In other words, it returns 1 for much the same reason that this code does:
int foo()
{
struct { int a; int b; } s;
return (void*)&s == (void*)&s.a;
}
Upvotes: 3
Reputation: 44250
Yes: a pointer to an array decays into a pointer to the first element; so &buff[0] == &buff
. In your case there is another thing: when used as a function argument (such as memcpy (buff, ...) ) an array name decays into a pointer.
For sizeof buff
, the buff does not decay into a pointer. (hint: use short, or long long to test that, or a platform where sizeof (void*) != sizeof (int). )
Upvotes: 2
Reputation: 18492
Are they [
buff
and&buff
] guaranteed to have the same value or is that something that just happens with gcc and clang? I ask because I don't think &buff is "the address of the start of the array," but the address of the variable buff.

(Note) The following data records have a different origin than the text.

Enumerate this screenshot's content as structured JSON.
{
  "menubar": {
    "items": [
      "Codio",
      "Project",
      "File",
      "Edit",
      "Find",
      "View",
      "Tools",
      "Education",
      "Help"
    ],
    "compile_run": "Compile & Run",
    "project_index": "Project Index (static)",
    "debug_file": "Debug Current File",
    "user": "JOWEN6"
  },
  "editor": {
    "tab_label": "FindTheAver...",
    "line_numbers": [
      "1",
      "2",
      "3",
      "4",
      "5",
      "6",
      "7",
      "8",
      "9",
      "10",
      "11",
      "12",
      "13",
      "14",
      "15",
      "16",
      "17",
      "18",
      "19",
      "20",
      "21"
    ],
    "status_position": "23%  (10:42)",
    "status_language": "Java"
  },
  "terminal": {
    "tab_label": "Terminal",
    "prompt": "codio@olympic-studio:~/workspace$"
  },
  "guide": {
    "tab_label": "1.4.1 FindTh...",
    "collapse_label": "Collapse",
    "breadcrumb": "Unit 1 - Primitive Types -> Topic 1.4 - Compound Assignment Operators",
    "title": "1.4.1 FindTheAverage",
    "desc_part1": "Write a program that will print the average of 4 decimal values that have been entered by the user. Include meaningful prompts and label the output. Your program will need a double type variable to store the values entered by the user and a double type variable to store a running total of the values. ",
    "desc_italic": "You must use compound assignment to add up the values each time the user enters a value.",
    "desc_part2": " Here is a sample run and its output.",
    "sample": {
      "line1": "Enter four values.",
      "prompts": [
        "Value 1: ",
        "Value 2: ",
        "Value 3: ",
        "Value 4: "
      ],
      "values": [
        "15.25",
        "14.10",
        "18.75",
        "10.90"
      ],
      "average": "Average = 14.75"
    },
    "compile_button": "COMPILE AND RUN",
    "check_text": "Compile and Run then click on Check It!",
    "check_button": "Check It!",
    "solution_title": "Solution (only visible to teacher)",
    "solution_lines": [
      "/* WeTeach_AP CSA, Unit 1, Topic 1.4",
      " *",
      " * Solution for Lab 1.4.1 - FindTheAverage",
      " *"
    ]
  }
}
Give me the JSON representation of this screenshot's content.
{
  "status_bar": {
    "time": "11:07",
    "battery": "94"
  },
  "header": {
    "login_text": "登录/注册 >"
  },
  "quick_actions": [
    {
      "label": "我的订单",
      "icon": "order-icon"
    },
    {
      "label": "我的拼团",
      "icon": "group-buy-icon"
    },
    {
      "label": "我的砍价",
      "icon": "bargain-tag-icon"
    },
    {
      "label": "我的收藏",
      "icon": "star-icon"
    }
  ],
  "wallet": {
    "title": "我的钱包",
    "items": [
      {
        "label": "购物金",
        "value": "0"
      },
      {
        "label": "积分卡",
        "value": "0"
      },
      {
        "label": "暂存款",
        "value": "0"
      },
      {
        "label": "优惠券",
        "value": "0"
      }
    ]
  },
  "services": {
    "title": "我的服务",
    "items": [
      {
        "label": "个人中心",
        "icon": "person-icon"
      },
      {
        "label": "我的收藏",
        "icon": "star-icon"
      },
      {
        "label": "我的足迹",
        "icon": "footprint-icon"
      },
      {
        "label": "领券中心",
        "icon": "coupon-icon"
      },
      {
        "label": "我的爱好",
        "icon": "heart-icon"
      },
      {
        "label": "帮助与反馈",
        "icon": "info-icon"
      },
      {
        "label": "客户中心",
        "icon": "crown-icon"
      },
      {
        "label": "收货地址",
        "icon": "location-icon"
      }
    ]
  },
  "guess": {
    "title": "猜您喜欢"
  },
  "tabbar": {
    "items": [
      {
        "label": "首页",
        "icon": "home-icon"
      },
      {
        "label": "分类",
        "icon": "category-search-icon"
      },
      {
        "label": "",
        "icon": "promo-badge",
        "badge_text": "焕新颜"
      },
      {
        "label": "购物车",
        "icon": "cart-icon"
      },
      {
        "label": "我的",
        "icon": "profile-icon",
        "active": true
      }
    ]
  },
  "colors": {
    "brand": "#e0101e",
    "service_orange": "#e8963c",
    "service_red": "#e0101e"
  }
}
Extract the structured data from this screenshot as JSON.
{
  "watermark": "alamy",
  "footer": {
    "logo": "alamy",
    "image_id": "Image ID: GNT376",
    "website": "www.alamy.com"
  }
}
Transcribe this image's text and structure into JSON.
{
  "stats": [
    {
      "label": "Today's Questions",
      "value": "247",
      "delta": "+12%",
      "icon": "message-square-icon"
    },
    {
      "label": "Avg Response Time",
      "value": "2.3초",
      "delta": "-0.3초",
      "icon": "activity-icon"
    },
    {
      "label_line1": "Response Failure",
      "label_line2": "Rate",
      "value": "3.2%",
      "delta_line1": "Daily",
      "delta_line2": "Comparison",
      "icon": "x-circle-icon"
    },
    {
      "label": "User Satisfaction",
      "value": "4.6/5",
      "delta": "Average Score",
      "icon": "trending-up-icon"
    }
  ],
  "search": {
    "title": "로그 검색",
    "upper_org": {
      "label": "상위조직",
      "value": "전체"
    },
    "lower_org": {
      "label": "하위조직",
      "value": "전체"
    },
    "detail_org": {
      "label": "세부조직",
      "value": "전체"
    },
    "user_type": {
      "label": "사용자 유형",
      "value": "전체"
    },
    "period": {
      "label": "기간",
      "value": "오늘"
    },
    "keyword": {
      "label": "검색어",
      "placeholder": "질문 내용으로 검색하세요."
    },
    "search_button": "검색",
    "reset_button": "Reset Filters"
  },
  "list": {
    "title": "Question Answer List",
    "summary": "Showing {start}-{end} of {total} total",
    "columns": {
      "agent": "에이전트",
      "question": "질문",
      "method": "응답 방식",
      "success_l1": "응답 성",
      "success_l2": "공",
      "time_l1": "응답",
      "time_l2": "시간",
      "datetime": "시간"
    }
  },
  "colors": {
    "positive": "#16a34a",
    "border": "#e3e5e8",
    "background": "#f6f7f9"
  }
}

They are guaranteed to be the same value. In C arrays can be considered "special" in the sense that they're not pointers and the only time they're treated as such is when they're passed to a function and they decay to pointers.
For that reason:
buff == &buff && buff == &buff[0]
However buff
and &buff
are of two different types, where &buff
is a pointer to the array (they still refer to the same spot!). You can use sizeof
on the two to see this difference for yourself.
That is not the same for a pointer, which as you say will return the address of that actual pointer variable. An array also isn't a pointer to itself since in order for a pointer to point to itself, the address of that pointer would need to be stored in that pointer variable.
An array name is simply a label used by the compiler that corresponds to a contiguous block of memory. It has special properties, the above being one of them.